Paetongtarn entered politics in late 2022 after helping to run the hotel arm of her family’s business empire.
In the May 2023 election, the upstart progressive Move Forward Party won most seats after pledging to review the country’s strict lese-majeste laws and break up powerful business monopolies.
But alarmed senators blocked the party’s attempt to form a government.
Pheu Thai subsequently formed an alliance with pro-military parties once staunchly opposed to Thaksin and his followers, leading to Srettha’s ascension.
The fall of Srettha after less than a year in office will be a stark reminder of the kind of hostility Paetongtarn could face, with Thailand trapped in a tumultuous cycle of coups and court rulings that have disbanded political parties and toppled multiple governments and prime ministers.
The Shinawatras and their business allies have borne the brunt of the crisis, which pits parties with mass appeal against a powerful nexus of conservatives, old-money families and royalist generals with deep connections in key institutions.
Nine days ago, the same court that dismissed Srettha over a cabinet appointment also dissolved the anti-establishment Move Forward Party – the 2023 election winner – over a campaign to amend a law against insulting the crown, which it said risked undermining the constitutional monarchy.
The hugely popular opposition has since regrouped under a new vehicle, People’s Party.
The upheaval in the past few days also indicates a breakdown in a fragile truce struck between Thaksin and his rivals in the establishment and military old guard, which had enabled the tycoon’s dramatic return from 15 years of self-exile in 2023 and ally Srettha to become premier the same day.
The decision to put Paetongtarn in play at such a critical juncture has surprised many analysts, who had expected Thaksin to delay his dynasty and avoid exposing Paetongtarn to the type of battles that led to the downfall of himself and sister Yingluck, who both fled overseas to avoid jail after their governments were ousted by the military.
“The Shinawatras’ gambit here is risky,” said Nattabhorn Buamahakul, Managing Partner at government affairs consultancy, Vero Advocacy.
“It puts Thaksin’s daughter in the crosshairs and a vulnerable position.”
Tiitipol Phaddeewanich, a political scientist at Ubon Ratchathani University, believes this development is “a big bet for Thaksin”.
“There is a possibility for her (Paetongtarn) to fail and that is a big risk for the entire Shinawatra dynasty,” he said.
“If she can’t bring the economy back and bring the party back then it could be the end because the People’s Party is gaining more momentum after their dissolution.”
The big question will be how much Paetongtarn will be influenced by her father.
Thaksin Shinawatra has cast a remarkable shadow over the kingdom’s politics for two decades.

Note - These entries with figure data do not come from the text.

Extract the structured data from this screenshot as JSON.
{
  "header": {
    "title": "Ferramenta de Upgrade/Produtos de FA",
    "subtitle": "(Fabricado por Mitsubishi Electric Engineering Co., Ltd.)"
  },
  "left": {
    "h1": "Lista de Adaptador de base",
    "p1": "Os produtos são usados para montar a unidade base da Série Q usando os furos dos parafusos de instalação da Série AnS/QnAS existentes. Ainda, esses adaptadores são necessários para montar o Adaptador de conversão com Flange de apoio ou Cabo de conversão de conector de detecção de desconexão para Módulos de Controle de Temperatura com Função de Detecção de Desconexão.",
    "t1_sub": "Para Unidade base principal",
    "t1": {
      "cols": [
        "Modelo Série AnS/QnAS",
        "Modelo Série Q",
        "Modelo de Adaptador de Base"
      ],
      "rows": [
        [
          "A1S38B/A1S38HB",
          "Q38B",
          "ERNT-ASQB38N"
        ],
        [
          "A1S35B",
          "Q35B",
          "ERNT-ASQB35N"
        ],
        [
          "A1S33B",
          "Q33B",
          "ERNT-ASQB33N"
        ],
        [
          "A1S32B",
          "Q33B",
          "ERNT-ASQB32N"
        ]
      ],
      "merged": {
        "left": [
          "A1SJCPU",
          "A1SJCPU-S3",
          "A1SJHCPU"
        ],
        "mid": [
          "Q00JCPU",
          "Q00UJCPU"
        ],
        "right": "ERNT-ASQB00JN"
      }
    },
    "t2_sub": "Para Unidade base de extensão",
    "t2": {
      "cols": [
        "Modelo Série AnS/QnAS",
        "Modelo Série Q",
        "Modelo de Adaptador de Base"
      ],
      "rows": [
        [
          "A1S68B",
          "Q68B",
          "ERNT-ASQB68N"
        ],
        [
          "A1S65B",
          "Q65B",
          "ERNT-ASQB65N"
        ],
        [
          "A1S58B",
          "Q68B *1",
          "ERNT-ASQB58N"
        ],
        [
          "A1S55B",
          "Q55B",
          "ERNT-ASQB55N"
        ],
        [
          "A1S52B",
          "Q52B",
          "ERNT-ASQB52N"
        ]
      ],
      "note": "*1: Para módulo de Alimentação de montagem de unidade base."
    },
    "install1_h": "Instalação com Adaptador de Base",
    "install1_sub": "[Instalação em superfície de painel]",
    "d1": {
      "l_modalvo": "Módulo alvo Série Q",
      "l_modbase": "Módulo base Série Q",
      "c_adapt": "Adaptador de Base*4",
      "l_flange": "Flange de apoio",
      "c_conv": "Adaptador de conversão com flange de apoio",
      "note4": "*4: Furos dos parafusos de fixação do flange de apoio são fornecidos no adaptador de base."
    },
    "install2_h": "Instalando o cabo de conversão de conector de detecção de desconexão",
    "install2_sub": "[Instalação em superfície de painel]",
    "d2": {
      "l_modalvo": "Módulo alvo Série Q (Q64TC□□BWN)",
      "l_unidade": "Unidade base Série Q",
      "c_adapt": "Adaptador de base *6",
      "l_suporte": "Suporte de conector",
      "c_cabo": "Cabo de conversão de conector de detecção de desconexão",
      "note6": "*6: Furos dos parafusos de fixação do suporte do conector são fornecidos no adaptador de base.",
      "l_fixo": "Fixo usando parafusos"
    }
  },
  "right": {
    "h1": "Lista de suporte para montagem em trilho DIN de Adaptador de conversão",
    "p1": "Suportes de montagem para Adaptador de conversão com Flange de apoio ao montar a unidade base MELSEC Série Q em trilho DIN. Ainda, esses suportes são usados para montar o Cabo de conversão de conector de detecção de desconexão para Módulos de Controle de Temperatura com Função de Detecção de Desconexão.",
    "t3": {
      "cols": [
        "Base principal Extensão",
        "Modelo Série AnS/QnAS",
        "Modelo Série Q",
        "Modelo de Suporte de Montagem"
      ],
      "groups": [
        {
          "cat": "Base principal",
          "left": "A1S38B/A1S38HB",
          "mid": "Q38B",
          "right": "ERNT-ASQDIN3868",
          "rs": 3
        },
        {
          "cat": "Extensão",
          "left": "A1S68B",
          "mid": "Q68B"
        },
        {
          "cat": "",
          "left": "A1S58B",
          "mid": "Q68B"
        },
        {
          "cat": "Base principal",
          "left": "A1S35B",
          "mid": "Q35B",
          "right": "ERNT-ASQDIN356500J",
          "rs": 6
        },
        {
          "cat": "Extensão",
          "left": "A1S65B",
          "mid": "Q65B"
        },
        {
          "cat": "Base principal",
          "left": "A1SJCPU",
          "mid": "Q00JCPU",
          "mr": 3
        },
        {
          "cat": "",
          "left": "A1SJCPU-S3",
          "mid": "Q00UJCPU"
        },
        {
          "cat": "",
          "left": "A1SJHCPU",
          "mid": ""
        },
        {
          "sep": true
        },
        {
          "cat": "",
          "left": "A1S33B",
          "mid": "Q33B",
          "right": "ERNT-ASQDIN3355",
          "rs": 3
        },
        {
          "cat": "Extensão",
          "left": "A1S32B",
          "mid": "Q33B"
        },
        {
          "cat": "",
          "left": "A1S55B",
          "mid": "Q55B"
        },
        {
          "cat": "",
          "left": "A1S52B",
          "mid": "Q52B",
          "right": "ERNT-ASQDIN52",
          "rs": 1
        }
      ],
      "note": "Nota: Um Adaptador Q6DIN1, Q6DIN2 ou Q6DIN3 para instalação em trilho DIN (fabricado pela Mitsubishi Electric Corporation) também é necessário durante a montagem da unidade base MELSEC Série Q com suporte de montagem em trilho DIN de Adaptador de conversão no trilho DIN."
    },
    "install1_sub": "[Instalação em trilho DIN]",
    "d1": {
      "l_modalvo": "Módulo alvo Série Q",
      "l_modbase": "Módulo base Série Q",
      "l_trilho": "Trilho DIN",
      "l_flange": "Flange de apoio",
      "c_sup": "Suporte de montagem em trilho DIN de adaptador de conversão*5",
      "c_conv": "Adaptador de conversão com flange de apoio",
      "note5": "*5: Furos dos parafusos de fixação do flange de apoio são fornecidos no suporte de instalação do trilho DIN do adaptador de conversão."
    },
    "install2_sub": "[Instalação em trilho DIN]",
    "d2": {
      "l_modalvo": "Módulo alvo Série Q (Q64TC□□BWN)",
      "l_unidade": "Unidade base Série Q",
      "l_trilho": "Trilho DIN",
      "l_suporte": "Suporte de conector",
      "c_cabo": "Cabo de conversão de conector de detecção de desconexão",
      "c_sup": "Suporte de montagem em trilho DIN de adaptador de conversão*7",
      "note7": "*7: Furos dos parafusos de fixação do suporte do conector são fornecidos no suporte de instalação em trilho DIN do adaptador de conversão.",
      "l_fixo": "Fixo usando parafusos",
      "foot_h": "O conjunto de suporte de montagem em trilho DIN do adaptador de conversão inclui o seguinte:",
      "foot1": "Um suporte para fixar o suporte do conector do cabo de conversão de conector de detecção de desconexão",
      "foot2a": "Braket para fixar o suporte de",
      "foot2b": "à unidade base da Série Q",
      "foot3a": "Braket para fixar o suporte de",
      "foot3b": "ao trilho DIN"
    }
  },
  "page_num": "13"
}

He transformed Thai politics in the early 2000s with populist policies that won him and his party enduring loyalty from the rural masses – and two elections.
But that success came at a cost – he was despised by Thailand’s powerful elites and conservative establishment, who saw his rule as corrupt, authoritarian and socially destabilising.
Ousted as prime minister by the army in 2006, Thaksin took himself into exile two years later but never stopped commenting on national affairs – or meddling in them, according to his critics. Thaksin returned to the country last year.
Paetongtarn, known in Thailand by her nickname Ung Ing, is Thaksin’s youngest child. She grew up in Bangkok and studied hotel management in Britain, then married a commercial pilot. The couple now have two children.